I’ve been pressing plastic material in a brick press to dry it, then mixing in some adhesive (Liquid Nails, Loctite, etc.) and then pressing it again. We are getting solid blocks, but they are taking up to two weeks to cure / dry. I think getting to bone dry will help this, but bone dry will require electricity which is expensive in New England.
Thank you for your reply and for sending the video. We are very efficient in the paper mill and have little to no waste heat to use in drying the plastic. If we set up an industrial-sized operation, we’d need to use expensive New England electricity – something that I am trying to avoid at this point. We have a screw press that we are going to set up and that will get us to a certain level of dryness, but we’ll see if it gets dry enough.
The plastic dumps out of our pulper through a screening unit that allows small paper fiber to pass through, but anything larger (plastic, etc.) gets segregated.

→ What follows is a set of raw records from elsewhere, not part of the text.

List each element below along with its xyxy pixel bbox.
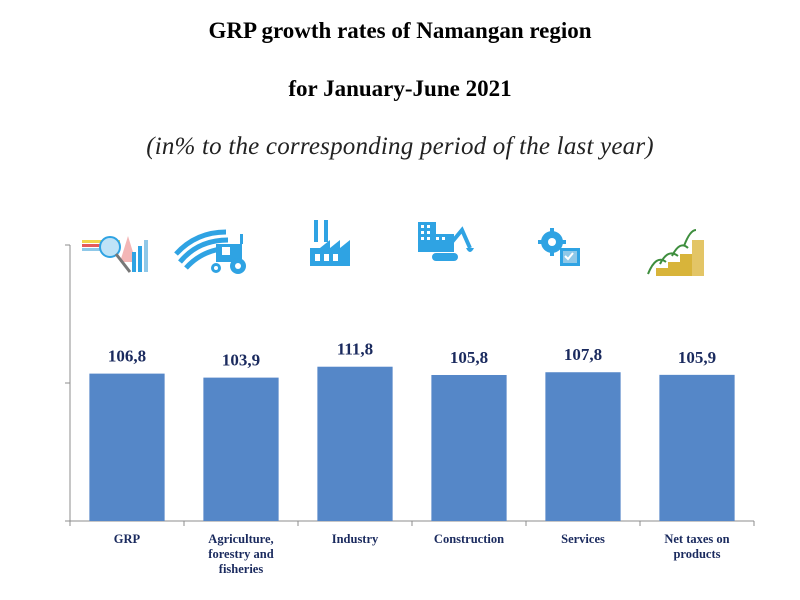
- chart-title-line1: GRP growth rates of Namangan region: [208, 18, 592, 43]
- category-label: Net taxes on products: [664, 532, 729, 561]
- category-label: GRP: [114, 532, 141, 546]
- bar: [89, 373, 165, 521]
- tractor-field-icon: [174, 229, 246, 274]
- category-label-line: products: [673, 547, 720, 561]
- value-label: 111,8: [337, 340, 373, 359]
- bar: [317, 366, 393, 521]
- value-label: 105,8: [450, 348, 488, 367]
- category-label-line: Net taxes on: [664, 532, 729, 546]
- bar: [545, 372, 621, 521]
- category-label: Agriculture, forestry and fisheries: [208, 532, 273, 576]
- value-labels: 106,8 103,9 111,8 105,8 107,8 105,9: [108, 340, 716, 370]
- chart-axes: [65, 244, 755, 526]
- analytics-magnifier-icon: [82, 236, 148, 273]
- category-label-line: GRP: [114, 532, 141, 546]
- category-label-line: Agriculture,: [208, 532, 273, 546]
- value-label: 105,9: [678, 348, 716, 367]
- category-label-line: Industry: [332, 532, 379, 546]
- category-label-line: Services: [561, 532, 605, 546]
- category-label-line: forestry and: [208, 547, 273, 561]
- factory-icon: [310, 220, 350, 266]
- category-label: Industry: [332, 532, 379, 546]
- bar: [659, 374, 735, 521]
- category-icons: [82, 220, 704, 276]
- chart-title-line2: for January-June 2021: [288, 76, 512, 101]
- category-label-line: Construction: [434, 532, 504, 546]
- value-label: 106,8: [108, 347, 146, 366]
- coins-growth-icon: [647, 229, 704, 276]
- category-label: Construction: [434, 532, 504, 546]
- services-gear-icon: [538, 228, 580, 266]
- value-label: 103,9: [222, 351, 260, 370]
- bar-series: [89, 366, 735, 521]
- bar: [431, 374, 507, 521]
- chart-subtitle: (in% to the corresponding period of the …: [146, 133, 654, 160]
- category-label: Services: [561, 532, 605, 546]
- construction-excavator-icon: [418, 222, 474, 261]
- category-labels: GRP Agriculture, forestry and fisheries Indu…: [114, 532, 730, 576]
- bar: [203, 377, 279, 521]
- value-label: 107,8: [564, 345, 602, 364]
- category-label-line: fisheries: [219, 562, 264, 576]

My latest attempts involve drying the plastic through a tabletop press, mixing the relatively dry plastic with a variety of glue products and then pressing it again in a brick press. I’m getting plastic “bricks”, but they don’t cure hard / firm enough to be used as lumber – too bendy.
Thanks for replying and for sending the video. I know so little about the chemistry of plastics. In the video it looks like they are using only plastic bags. I appreciate that they are using different types of bags (does that mean different polymers?), but I don’t know if that translates into so many different plastics like I have. I’m going to contact the folks in the video to see if they can help.